Mavcom was formally established on Mar 1, 2016, under the Malaysian Aviation Commission Act 2015.

Nungsari said the decision by the government to repeal the Mavcom Act means there is no need for an independent economic regulator for the aviation industry that looks into commercial licensing, competition matters as well as consumer welfare and public service obligations.

He pointed out that these functions did not exist before Mavcom was set up.

He said the priority now is to look after the welfare of the staff and to then responsibly hand over Mavcom’s statutory role.

“I will work with the commissioners to put into effect a proper transition for the staff, and upon doing that, we will hand over all statutory roles and responsibilities to MoT.

“They can then affect their decision.
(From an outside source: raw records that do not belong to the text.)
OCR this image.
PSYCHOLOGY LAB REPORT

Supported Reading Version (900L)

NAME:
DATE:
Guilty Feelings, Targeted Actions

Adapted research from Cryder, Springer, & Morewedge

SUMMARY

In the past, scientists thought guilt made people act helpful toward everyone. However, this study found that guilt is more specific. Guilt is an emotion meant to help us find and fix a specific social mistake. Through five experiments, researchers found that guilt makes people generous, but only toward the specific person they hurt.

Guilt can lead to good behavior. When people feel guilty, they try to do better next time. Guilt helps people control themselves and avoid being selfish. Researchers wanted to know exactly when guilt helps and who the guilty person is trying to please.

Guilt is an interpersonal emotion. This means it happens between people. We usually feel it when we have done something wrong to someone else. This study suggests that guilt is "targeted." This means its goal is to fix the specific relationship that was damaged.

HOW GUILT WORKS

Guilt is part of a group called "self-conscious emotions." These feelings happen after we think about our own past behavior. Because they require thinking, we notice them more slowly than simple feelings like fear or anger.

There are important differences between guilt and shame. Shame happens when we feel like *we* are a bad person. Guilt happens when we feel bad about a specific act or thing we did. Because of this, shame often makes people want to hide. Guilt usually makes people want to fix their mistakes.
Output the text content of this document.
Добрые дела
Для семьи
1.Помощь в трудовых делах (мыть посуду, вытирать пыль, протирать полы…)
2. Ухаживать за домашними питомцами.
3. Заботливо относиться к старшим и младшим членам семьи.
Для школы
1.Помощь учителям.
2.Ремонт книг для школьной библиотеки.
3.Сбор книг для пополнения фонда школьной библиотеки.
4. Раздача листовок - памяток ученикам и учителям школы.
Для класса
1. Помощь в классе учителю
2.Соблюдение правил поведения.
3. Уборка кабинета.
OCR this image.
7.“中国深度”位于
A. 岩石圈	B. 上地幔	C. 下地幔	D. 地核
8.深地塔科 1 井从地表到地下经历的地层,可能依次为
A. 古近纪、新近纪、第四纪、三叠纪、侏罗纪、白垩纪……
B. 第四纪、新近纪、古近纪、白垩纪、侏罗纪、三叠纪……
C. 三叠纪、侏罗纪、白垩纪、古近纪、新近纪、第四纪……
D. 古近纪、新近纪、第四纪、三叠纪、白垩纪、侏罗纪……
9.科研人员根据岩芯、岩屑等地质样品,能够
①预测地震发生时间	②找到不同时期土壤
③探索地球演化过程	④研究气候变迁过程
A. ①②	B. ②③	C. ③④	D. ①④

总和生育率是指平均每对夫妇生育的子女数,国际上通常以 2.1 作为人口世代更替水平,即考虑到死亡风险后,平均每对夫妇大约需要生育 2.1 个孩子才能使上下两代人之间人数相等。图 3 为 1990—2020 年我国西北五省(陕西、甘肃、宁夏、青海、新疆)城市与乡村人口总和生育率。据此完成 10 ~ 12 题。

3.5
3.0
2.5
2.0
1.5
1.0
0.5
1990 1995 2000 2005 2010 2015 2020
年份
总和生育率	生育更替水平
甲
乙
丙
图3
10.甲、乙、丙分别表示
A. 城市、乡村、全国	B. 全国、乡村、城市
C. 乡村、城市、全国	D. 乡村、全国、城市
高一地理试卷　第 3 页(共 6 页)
In the meantime, we will continue to perform our role as stated in the Act,“ Nungsari said.

He said his team had improved both the standards of service as well as the regulatory framework in the industry.

A report quoting sources said the Cabinet has approved to the integration of Mavcom and CAAM in a move to empower CAAM, by consolidating both authorities to regulate the economic and technical aspects of the civil aviation industry.

Such a move raises uncertainties over the regulated asset base (RAB) framework that Mavcom is working on currently.

The commission recently announced that it is in the final stages of completing its RAB framework which forms the basis for funding and developing the airport network in the country.

Malaysia’s aviation authority was split into two bodies in 2016, with Mavcom regulating economic and commercial matters of the civil aviation industry while CAAM oversees all technical and safety matters related to the civil aviation sector.